Sebenarnya dengan alasan apapun pemerintah tidak boleh melakukan tindakan kekerasan dan pengusiran kepada masyarakat yang menggunakan kawasan hutan untuk kelangsungan hidupnya.
Terutama kepada penduduk yang bermukim di huta (desa) sudah turun temurun sebelum ditetapkan oleh pemerintah sebagai kawasan hutan. Pemerintah wajib menghormati, melindungi dan menghargai nilai budaya dan adat setempat, jadikan masyarakat sebagai subyek (persona) bukan sebagai obyek (benda).

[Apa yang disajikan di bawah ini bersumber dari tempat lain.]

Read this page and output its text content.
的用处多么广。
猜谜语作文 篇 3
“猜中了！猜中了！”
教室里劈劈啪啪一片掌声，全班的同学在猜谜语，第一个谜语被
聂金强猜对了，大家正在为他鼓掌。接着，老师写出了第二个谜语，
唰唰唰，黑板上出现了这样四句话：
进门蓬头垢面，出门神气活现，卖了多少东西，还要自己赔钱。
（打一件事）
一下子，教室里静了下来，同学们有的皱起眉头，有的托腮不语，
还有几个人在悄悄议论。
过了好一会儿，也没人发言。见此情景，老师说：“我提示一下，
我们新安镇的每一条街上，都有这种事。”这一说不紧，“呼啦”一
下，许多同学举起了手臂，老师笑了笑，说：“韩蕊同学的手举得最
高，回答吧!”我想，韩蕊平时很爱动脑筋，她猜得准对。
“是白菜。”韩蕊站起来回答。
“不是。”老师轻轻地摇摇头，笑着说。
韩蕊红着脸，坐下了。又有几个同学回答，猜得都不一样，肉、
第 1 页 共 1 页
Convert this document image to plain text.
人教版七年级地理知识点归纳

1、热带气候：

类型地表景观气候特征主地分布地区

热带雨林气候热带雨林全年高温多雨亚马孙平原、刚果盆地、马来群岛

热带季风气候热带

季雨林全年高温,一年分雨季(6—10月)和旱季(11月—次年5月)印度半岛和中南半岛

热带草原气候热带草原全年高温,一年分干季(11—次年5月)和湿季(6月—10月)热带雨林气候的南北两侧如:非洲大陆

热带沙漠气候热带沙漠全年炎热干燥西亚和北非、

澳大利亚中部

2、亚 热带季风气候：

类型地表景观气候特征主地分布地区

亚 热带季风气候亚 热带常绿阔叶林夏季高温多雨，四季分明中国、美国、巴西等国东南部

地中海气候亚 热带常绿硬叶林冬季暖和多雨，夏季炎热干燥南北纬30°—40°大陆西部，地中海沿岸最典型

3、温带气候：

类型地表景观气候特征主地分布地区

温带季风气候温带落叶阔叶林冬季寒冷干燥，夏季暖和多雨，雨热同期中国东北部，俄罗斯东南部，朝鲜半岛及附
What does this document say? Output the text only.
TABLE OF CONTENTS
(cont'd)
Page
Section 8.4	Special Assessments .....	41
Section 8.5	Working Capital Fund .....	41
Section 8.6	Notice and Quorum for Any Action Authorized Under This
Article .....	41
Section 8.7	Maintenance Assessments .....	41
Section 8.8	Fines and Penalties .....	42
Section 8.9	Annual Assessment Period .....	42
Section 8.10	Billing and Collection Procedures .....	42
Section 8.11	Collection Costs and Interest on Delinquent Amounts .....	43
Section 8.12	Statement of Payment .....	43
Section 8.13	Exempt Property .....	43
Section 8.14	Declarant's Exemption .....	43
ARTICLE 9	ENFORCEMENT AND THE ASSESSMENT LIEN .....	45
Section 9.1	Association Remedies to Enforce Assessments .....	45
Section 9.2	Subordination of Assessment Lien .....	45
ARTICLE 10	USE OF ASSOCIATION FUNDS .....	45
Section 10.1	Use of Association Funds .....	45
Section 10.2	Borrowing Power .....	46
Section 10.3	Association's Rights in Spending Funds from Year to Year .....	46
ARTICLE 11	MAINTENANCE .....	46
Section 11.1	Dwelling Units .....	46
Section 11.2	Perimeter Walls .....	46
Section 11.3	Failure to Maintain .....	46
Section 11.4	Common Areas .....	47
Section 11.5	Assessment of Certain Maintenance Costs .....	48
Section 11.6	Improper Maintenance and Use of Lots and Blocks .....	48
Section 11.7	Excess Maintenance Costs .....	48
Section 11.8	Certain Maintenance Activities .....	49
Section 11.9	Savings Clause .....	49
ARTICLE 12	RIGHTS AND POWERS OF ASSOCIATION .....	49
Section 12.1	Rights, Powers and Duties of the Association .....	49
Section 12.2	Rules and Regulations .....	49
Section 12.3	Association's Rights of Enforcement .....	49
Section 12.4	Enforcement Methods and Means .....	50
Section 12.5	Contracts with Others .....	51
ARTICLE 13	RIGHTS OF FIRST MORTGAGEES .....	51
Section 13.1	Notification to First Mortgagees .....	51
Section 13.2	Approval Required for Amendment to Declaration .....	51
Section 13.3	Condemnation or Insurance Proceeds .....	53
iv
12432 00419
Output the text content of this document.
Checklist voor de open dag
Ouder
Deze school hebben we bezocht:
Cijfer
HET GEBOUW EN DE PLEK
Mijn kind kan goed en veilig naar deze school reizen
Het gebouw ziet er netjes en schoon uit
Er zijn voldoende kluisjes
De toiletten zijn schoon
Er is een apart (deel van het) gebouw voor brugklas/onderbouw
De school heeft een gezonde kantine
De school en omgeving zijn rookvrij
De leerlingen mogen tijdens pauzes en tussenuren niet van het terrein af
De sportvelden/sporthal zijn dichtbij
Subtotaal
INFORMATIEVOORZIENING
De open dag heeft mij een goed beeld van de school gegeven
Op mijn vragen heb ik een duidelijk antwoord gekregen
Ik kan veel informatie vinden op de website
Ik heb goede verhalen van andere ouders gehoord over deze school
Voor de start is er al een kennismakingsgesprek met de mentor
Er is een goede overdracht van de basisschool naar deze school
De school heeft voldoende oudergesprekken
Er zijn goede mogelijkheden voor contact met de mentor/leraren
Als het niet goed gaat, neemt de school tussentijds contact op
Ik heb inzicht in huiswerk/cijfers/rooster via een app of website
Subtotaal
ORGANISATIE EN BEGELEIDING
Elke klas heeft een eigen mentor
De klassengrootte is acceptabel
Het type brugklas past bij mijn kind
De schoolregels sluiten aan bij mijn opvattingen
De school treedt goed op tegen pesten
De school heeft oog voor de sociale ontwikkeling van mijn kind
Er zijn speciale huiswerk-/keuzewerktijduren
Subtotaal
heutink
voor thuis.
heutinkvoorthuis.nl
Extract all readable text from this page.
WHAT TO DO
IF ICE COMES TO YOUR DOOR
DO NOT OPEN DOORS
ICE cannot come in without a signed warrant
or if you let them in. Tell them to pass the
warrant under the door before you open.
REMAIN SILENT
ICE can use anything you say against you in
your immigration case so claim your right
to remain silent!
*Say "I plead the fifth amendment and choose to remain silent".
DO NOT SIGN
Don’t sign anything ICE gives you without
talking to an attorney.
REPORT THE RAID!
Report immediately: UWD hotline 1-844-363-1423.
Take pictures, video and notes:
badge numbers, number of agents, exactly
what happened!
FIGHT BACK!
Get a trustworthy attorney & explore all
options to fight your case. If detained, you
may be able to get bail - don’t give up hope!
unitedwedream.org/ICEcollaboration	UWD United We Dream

Keragaman budaya masyarakat di seluruh Indonesia, seharusnya menjadi pertimbangan penting dalam kita merumuskan langkah-langkah dalam mengelola kawasan hutan.
Pemerintah dalam mengklaim dan menetapkan status kawasan hutan perlu mengoreksi pandangan bahwa kawasan hutan adalah "kertas putih" seakan tidak ada pemilik dan tidak ada sejarah penguasaannya.
Tersedia solusi yang disediakan pemerintah untuk memfasilitasi penduduk yang sudah bermukim di huta (desa) secara turun temurun sebelum ditetapkan sebagai kawasan hutan.
Desa dan lahan garapan yang letaknya di tengah atau dikelilingi kawasan hutan ditetapkan pmerintah sebagai Desa Enclave. Artinya penduduk memiliki hak-hak di dalam kawasan hutan berupa pemukiman (desa) dan atau lahan garapannya dengan luasan terbatas.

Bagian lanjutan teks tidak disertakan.